Linking interior curvature to observable shadows: A case study of nonsingular black holes
Abstract
We establish a direct connection between the interior curvature structure of nonsingular black holes (BHs) with a Minkowski core and their observable optical signatures. By classifying these spacetimes into three fundamental types, Type I (Kretschmann scalar Kmax increasing with mass M), Type II (mass-independent Kmax), and Type III (Kmax decreasing with M), we demonstrate how subtle variations in the core geometry imprint distinguishable features on the BH shadow. A detailed analysis of photon dynamics reveals that the parameters α and n, which control the deviation from Schwarzschild geometry and the radial decay of the regularizing factor, respectively, systematically alter the properties of the photon sphere. These intrinsic geometric differences propagate outward: for fixed parameters, Type III BHs, with the most compact photon sphere, produce the smallest and brightest shadows, whereas Type I BHs yield the largest and dimmest ones. Shadow computations under both static and infalling spherical accretion models confirm that the curvature-based classification directly corresponds to observable differences.

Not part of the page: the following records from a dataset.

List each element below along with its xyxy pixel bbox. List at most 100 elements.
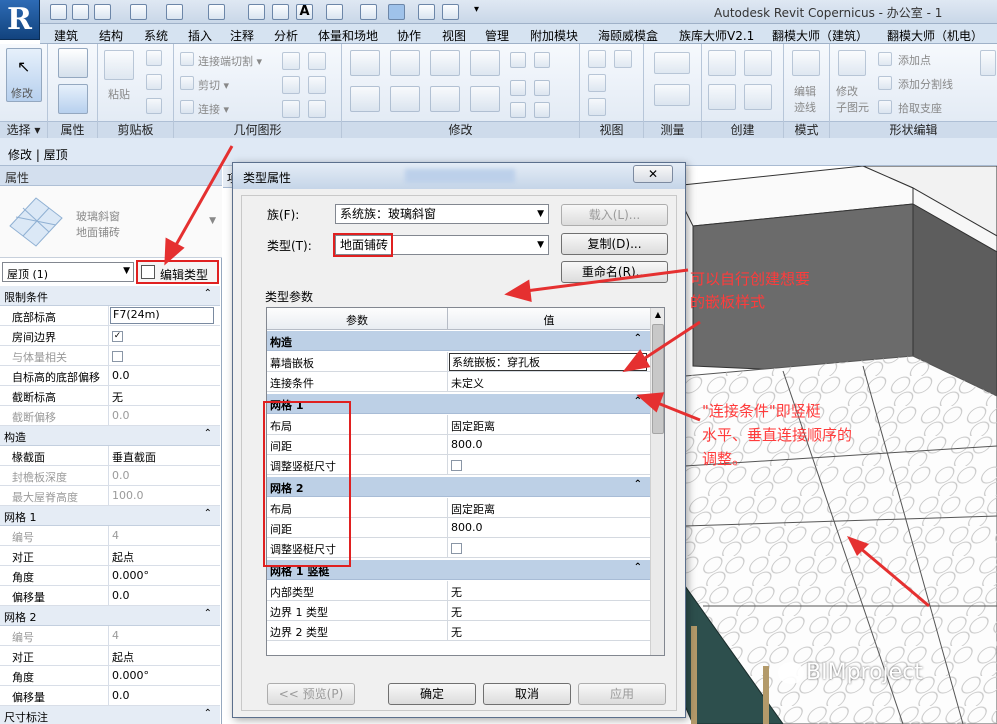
edit-boundary-label[interactable]: 编辑 迹线 [794,84,816,116]
parameter-row[interactable]: 内部类型 无 [267,581,650,601]
collapse-icon[interactable]: ⌃ [204,608,212,619]
thin-lines-icon[interactable] [388,4,405,20]
move-icon[interactable] [350,86,380,112]
type-selector-dropdown-icon[interactable]: ▼ [209,216,216,226]
parameter-checkbox[interactable] [451,541,462,554]
create-parts-icon[interactable] [744,50,772,76]
instance-filter-select[interactable]: 屋顶 (1) ▼ [2,262,134,282]
paste-icon[interactable] [104,50,134,80]
copy-element-icon[interactable] [390,86,420,112]
property-row[interactable]: 偏移量 0.0 [0,586,220,606]
tab-fanmo-arch[interactable]: 翻模大师（建筑） [772,27,868,44]
property-value[interactable]: 0.0 [112,589,130,602]
parameter-value[interactable]: 无 [451,624,462,640]
save-icon[interactable] [72,4,89,20]
add-point-label[interactable]: 添加点 [898,52,931,68]
close-hidden-icon[interactable] [418,4,435,20]
mirror-axis-icon[interactable] [430,50,460,76]
mirror-draw-icon[interactable] [470,50,500,76]
array-icon[interactable] [510,80,526,96]
properties-section[interactable]: 限制条件 ⌃ [0,286,220,306]
preview-button[interactable]: << 预览(P) [267,683,355,705]
sync-icon[interactable] [94,4,111,20]
property-value[interactable]: 0.0 [112,409,130,422]
collapse-icon[interactable]: ⌃ [204,708,212,719]
cancel-button[interactable]: 取消 [483,683,571,705]
property-row[interactable]: 对正 起点 [0,546,220,566]
3d-view-icon[interactable] [326,4,343,20]
type-selector[interactable]: 玻璃斜窗 地面铺砖 ▼ [0,186,222,258]
tab-systems[interactable]: 系统 [144,27,168,44]
tab-haiyiwei[interactable]: 海颐威模盒 [598,27,658,44]
property-row[interactable]: 最大屋脊高度 100.0 [0,486,220,506]
edit-boundary-icon[interactable] [792,50,820,76]
properties-section[interactable]: 网格 2 ⌃ [0,606,220,626]
parameter-value[interactable]: 固定距离 [451,418,495,434]
cut-geometry-icon[interactable] [180,76,194,90]
switch-windows-icon[interactable] [442,4,459,20]
parameter-row[interactable]: 边界 2 类型 无 [267,621,650,641]
property-value[interactable]: 起点 [112,649,134,665]
rotate-icon[interactable] [430,86,460,112]
collapse-icon[interactable]: ⌃ [204,288,212,299]
modify-sub-elements-icon[interactable] [838,50,866,76]
property-value[interactable]: 无 [112,389,123,405]
property-value[interactable]: 起点 [112,549,134,565]
join-cut-label[interactable]: 连接端切割 ▾ [198,53,262,69]
pick-support-label[interactable]: 拾取支座 [898,100,942,116]
tab-insert[interactable]: 插入 [188,27,212,44]
linework-icon[interactable] [588,74,606,92]
delete-icon[interactable] [534,102,550,118]
property-value[interactable]: 0.000° [112,669,149,682]
property-value[interactable]: 4 [112,629,119,642]
qat-dropdown-icon[interactable]: ▾ [474,4,491,20]
create-group-icon[interactable] [744,84,772,110]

Critically, Type III BHs exhibit the strongest sensitivity to parameter variations, making them optimal probes for constraining the underlying spacetime geometry. Our work reveals that even among nonsingular BHs sharing the same asymptotic core, differences in internal curvature are reflected in the shadow morphology, thereby providing a new pathway to test quantum-gravity-inspired models using upcoming high-resolution observations.